Thalattosaurs were marine reptiles that lived more than 200 million years ago, during the mid to late Triassic Period, when their distant relatives — dinosaurs — were first emerging. They grew to lengths of up to 3-4 meters and lived in equatorial oceans worldwide until they died out near the end of the Triassic.

“When you find a new species, one of the things you want to do is tell people where you think it fits in the family tree,” said Patrick Druckenmiller, the paper’s lead author and director and earth sciences curator at the University of Alaska Museum of the North. “We decided to start from scratch on the family tree.”

Prior to the discovery of Gunakadeit joseeae, it had been two decades since scientists had thoroughly updated thalattosaur interrelationships, Druckenmiller said. The process of re-examining a prehistoric animal’s family tree involves analyzing dozens and dozens of detailed anatomical features from fossil specimens worldwide, then using computers to analyze the information to see how the different species could be related.

Druckenmiller said he and collaborator Neil Kelley from Vanderbilt University were surprised when they identified where Gunakadeit joseeae landed.

“It was so specialized and weird, we thought it might be out at the furthest branches of the tree,” he said. Instead it’s a relatively primitive type of thalattosaur that survived late into the existence of the group.

“Thalattosaurs were among the first groups of land-dwelling reptiles to readapt to life in the ocean,” Kelley said. “They thrived for tens of millions of years, but their fossils are relatively rare so this new specimen helps fill an important gap in the story of their evolution and eventual extinction.”

That the fossil was found at all is a remarkable. It was located in rocks in the intertidal zone. The site is normally underwater all but a few days a year. In Southeast Alaska, when extreme low tides hit, people head to the beaches to explore. That’s exactly what Jim Baichtal, a geologist with the U.S. Forest Service’s Tongass National Forest, was doing on May 18, 2011, when low tides of -3.7 feet were predicted.

He and a few colleagues, including Gene Primaky, the office’s information technology professional, headed out to the Keku Islands near the village of Kake to look for fossils. Primaky saw something odd on a rocky outcrop and called over Baichtal, “Hey Jim! What is this?” Baichtal immediately recognized it as a fossilized intact skeleton. He snapped a photo with his phone and sent it to Druckenmiller.

A month later, the tides were forecasted to be almost that low, -3.1 feet, for two days. It was the last chance they would have to remove the fossil during daylight hours for nearly a year, so they had to move fast. The team had just four hours each day to work before the tide came in and submerged the fossil.

“We rock-sawed like crazy and managed to pull it out, but just barely,” Druckenmiller said. “The water was lapping at the edge of the site.”

Once the sample was back at the UA Museum of the North, a fossil preparation specialist worked in two-week stints over the course of several years to get the fossil cleaned up and ready for study.

When they saw the fossil’s skull, they could tell right away that it was something new because of its extremely pointed snout, which was likely an adaptation for the shallow marine environment where it lived.

“It was probably poking its pointy schnoz into cracks and crevices in coral reefs and feeding on soft-bodied critters,” Druckenmiller said.

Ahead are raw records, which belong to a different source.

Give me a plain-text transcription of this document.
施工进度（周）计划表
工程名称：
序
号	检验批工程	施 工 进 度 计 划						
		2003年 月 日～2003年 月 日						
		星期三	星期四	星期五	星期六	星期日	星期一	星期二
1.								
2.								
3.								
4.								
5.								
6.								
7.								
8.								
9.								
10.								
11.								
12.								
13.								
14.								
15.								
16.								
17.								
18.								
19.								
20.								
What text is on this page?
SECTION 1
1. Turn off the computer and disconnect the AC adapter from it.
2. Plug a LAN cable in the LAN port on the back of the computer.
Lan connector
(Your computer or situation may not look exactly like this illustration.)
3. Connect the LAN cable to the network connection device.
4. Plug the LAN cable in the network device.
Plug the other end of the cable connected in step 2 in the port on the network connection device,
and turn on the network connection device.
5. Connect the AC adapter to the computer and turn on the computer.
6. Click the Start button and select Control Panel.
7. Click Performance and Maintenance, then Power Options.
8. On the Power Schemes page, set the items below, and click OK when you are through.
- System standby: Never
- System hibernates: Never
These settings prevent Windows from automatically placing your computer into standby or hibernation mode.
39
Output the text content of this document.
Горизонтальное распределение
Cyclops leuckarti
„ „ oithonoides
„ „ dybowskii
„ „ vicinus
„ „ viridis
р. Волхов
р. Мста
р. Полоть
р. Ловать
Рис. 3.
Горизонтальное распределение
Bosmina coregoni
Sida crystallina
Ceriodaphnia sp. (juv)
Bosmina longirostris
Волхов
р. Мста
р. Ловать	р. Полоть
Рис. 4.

Its specialization may have been what ultimately led to its extinction. “We think these animals were highly specialized to feed in the shallow water environments, but when the sea levels dropped and food sources changed, they had nowhere to go.”

Once the fossil was identified as a new species, it needed a name. To honor the local culture and history, elders in Kake and representatives of Sealaska Corp. agreed the Tlingit name “Gunakadeit” would be appropriate. Gunakadeit is a sea monster of Tlingit legend that brings good fortune to those who see it. The second part of the new animal’s name, joseeae, recognizes Primaky’s mother, JoseĆ© Michelle DeWaelheyns.